9 September 2012 20 h 13 min Comments Off

Lonely Planet, one of the most popular travel book series in the world, mulls offering its Chinese digital contents free of charge in a bid to firmly grasp the business opportunities in the world’s most rapidly developing tourism market.

As a leading travel book publisher particularly for outbound tourism, Lonely Planet in 2011 decided that it will slightly shift its business emphasis in China to begin accelerating the growth opportunities that it has seen in the market, Anthony Dorment, global strategy & sales projects director of Lonely Planet, told China Daily on the sidelines of the Global Tourism Economy Forum in Macao, on Tuesday.

After its existing licensing agreement with its former partner on the mainland ended last year, the company has been looking for new partners to broaden its business channels in the country, Dorment said, adding that an announcement of its new partner is expected to be made within a short period.

The publisher will first set up a company in China to enhance its local presence with its own staff in the country, Dorment said. At the same time, with the help of new local partners, Lonely Planet will also go digital in Chinese by promoting e-books sales on mobile and other electric devices in the country, he said.

The publisher said while its revenue from traditional printed book sales had dropped slightly, its revenue from paid content generated from digital devices including mobiles and e-books, had recorded a rapid growth over the year, accounting for about 25 percent of the group revenue today over only 9 percent in 2007. This had helped offset the losses from traditional book sales. Aiming to get 50:50 revenue from both sales of printed publications and digital products, Lonely Planet is now trying to build up a platform that works through all business models, according to Dorment.

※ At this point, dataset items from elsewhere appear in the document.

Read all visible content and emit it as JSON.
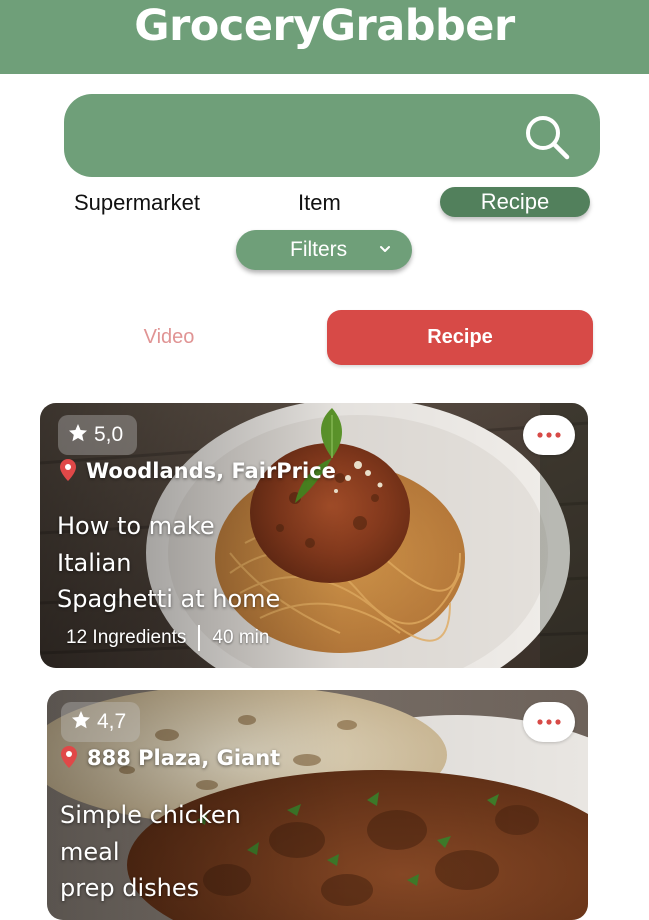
{
  "app": {
    "title": "GroceryGrabber"
  },
  "search": {
    "placeholder": ""
  },
  "category_tabs": [
    {
      "label": "Supermarket",
      "active": false
    },
    {
      "label": "Item",
      "active": false
    },
    {
      "label": "Recipe",
      "active": true
    }
  ],
  "filters": {
    "label": "Filters"
  },
  "content_toggle": [
    {
      "label": "Video",
      "active": false
    },
    {
      "label": "Recipe",
      "active": true
    }
  ],
  "recipes": [
    {
      "rating": "5,0",
      "location": "Woodlands, FairPrice",
      "title_lines": [
        "How to make",
        "Italian",
        "Spaghetti at home"
      ],
      "ingredients": "12 Ingredients",
      "duration": "40 min"
    },
    {
      "rating": "4,7",
      "location": "888 Plaza, Giant",
      "title_lines": [
        "Simple chicken",
        "meal",
        "prep dishes"
      ]
    }
  ],
  "colors": {
    "primary_green": "#6f9f79",
    "active_green": "#52805c",
    "accent_red": "#d74a47",
    "muted_red": "#e09494"
  },
  "icons": [
    "search-icon",
    "chevron-down-icon",
    "star-icon",
    "location-pin-icon",
    "more-icon"
  ]
}
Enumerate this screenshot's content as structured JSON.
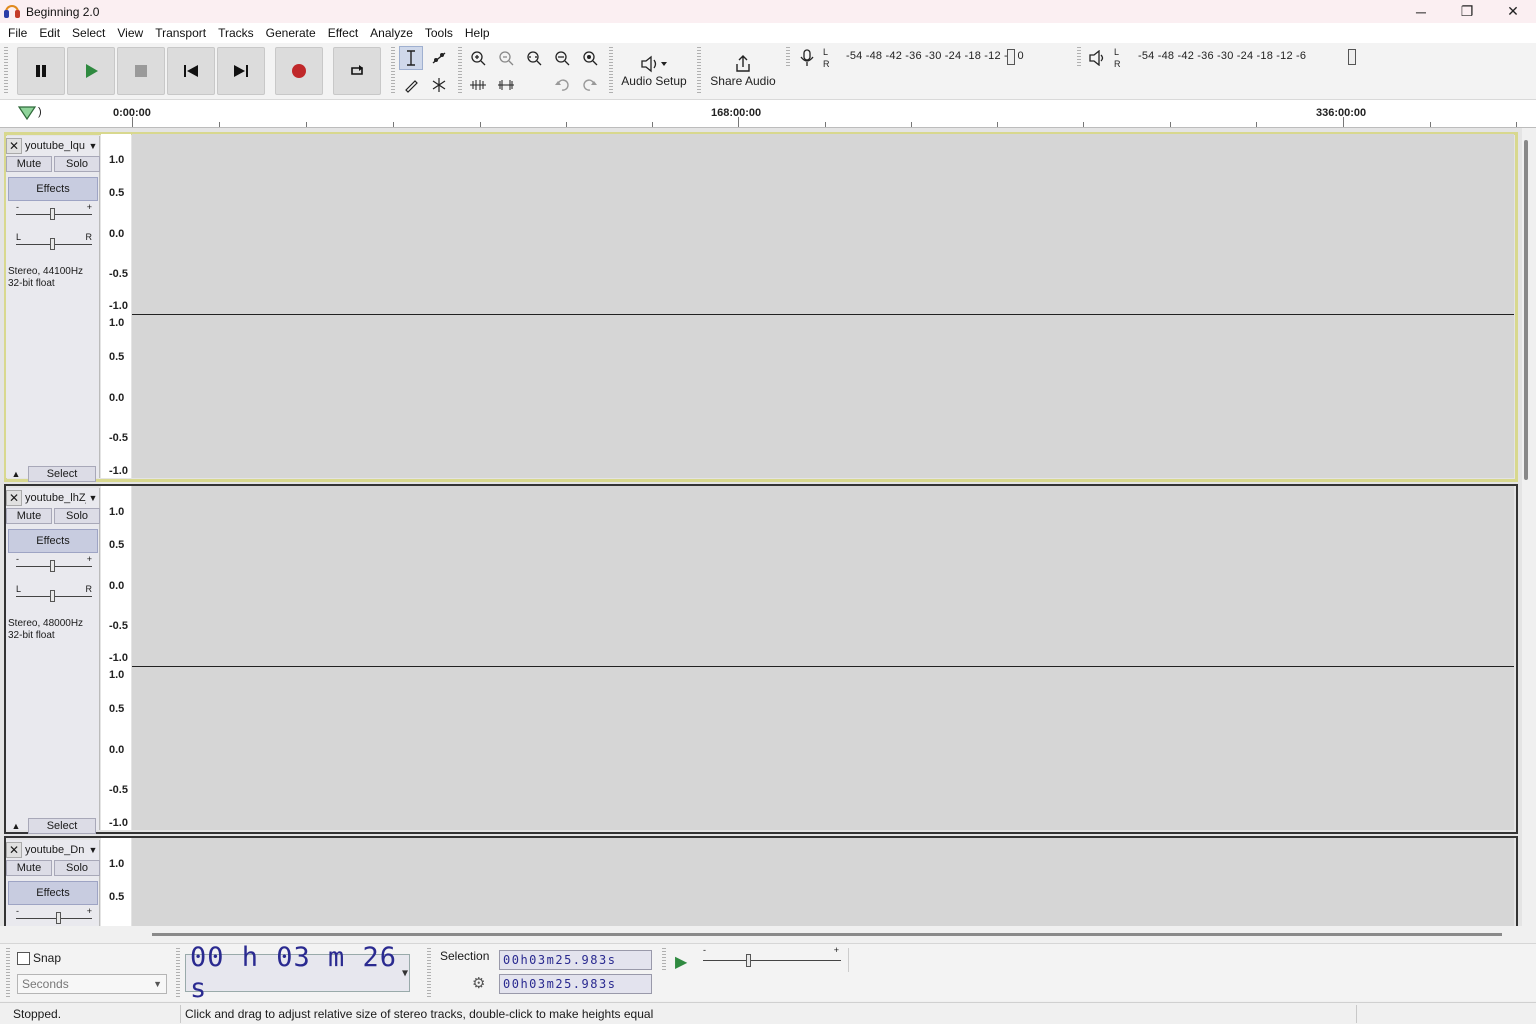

However, the e-book sales pricing model on the mainland has yet to be decided, Dorment added. Although the publisher generated great profit from e-books sales in Western countries, its pricing for digital contents on the mainland is expected to be lower as many consumers in the country are still looking for free products, Dorment said. He indicated that Lonely Planet may even go free on digital devices and will resort to other approaches including advertising and sponsorship to cover the costs, in a bid to keep a firm foothold on the mainland.

“China is a huge market, where the growth rate of outbound tourism market is also the highest in the world,” Dorment said, explaining that Lonely Planet really caters to the type of travelers who travel independently and the company has seen an explosion of such travelers on the mainland. China to us today is very much like the UK and Australia in the 1980s, when this company made inroads. We’ve seen a lot of parallels, so we’ve been very bullish about the Chinese market,” said Dorment.

Lonely Planet entered the Chinese market as an international travel guidebook several years ago. The publisher said it created its first-ever Chinese language books back in 2006 with sales having exceeded over a million in the last six years, according to Dorment.